有名な水族館に行って、でかい水槽の中でクルクル回る魚や水棲生物を見てきた。魚もラッコもイルカみたいな生き物も、おそらく十分に広いとは言えない水槽の中を、同族とぶつからないように器用に泳いでいた。ランダムに泳いでいるように見えるものも、一定の方向性で群を作って泳いでいるものもいた。その姿は、楽しそうにも見えるし、スポーツをして憂さ晴らしをしているようにも、暇潰しで仕方なくやっているようにも思えた。
人間が同じような閉じた部屋の飼育環境にいたとしても、部屋の中をグルグル走り回ったりはしなそうだ。
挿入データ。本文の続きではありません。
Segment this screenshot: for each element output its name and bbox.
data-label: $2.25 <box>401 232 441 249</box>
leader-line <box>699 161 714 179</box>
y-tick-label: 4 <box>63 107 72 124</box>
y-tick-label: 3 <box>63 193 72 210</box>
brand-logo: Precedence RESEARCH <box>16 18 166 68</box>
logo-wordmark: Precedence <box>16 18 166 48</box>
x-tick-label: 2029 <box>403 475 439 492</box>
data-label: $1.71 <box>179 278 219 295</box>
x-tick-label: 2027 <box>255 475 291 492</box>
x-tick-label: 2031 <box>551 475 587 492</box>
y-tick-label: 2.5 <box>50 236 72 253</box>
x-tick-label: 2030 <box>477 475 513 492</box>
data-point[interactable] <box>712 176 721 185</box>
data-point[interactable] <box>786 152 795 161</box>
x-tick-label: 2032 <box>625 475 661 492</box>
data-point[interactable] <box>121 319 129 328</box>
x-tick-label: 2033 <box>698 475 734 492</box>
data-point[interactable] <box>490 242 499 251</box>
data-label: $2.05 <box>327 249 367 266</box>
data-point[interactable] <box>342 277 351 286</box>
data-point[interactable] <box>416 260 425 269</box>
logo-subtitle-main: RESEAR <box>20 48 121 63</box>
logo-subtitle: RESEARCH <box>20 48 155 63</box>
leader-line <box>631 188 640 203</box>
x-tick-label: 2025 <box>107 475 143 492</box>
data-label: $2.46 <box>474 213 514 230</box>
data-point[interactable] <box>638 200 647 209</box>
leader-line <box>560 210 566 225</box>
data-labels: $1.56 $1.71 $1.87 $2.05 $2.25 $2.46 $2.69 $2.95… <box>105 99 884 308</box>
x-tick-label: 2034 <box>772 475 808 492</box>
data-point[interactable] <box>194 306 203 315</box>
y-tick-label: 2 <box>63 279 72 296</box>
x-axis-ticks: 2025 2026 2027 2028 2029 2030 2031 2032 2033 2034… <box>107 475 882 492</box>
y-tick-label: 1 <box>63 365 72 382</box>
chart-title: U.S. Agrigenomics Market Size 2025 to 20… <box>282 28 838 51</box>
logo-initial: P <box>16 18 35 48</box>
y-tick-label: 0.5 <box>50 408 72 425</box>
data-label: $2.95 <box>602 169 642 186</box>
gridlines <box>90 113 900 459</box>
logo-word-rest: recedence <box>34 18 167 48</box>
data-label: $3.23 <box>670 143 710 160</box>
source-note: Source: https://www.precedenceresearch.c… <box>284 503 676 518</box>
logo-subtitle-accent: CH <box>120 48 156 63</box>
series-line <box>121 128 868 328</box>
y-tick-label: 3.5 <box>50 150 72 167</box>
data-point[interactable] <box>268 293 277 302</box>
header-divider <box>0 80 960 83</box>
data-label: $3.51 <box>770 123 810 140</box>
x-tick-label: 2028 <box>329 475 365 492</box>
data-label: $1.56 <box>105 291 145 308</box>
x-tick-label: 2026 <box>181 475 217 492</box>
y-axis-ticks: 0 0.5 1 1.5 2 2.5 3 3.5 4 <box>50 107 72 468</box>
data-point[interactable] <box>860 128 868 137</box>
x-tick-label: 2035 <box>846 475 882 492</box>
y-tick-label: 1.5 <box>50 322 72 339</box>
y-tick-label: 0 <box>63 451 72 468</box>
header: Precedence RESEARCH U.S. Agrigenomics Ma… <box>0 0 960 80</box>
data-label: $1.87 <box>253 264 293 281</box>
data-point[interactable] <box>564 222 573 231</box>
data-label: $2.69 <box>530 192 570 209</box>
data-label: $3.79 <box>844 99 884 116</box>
運動不足を解消するために、筋トレみたいなことや、柔軟体操みたいなことはするかもしれない。それと同じようなものだろうか。
一方で、群を作るように見えるタイプの生き物は、誰が先頭を泳ぐかが決まっているようにも見えたし、水面に顔を出して呼吸するタイミングを合わせているように見えた。泳ぐという動作の中で、群れの形成、群の中での位置付けの確認、共同作業、小さな社会の構築みたいなことが行われているのかもしれない。泳ぐということが、存在意義に直結しているというか。
人間も群れで飼育される環境にあれば、行動の中で群れの位置付けを決めていくだろうか。腕相撲や何かで。それとも言葉、対話を通じてそれを行うのだろうか。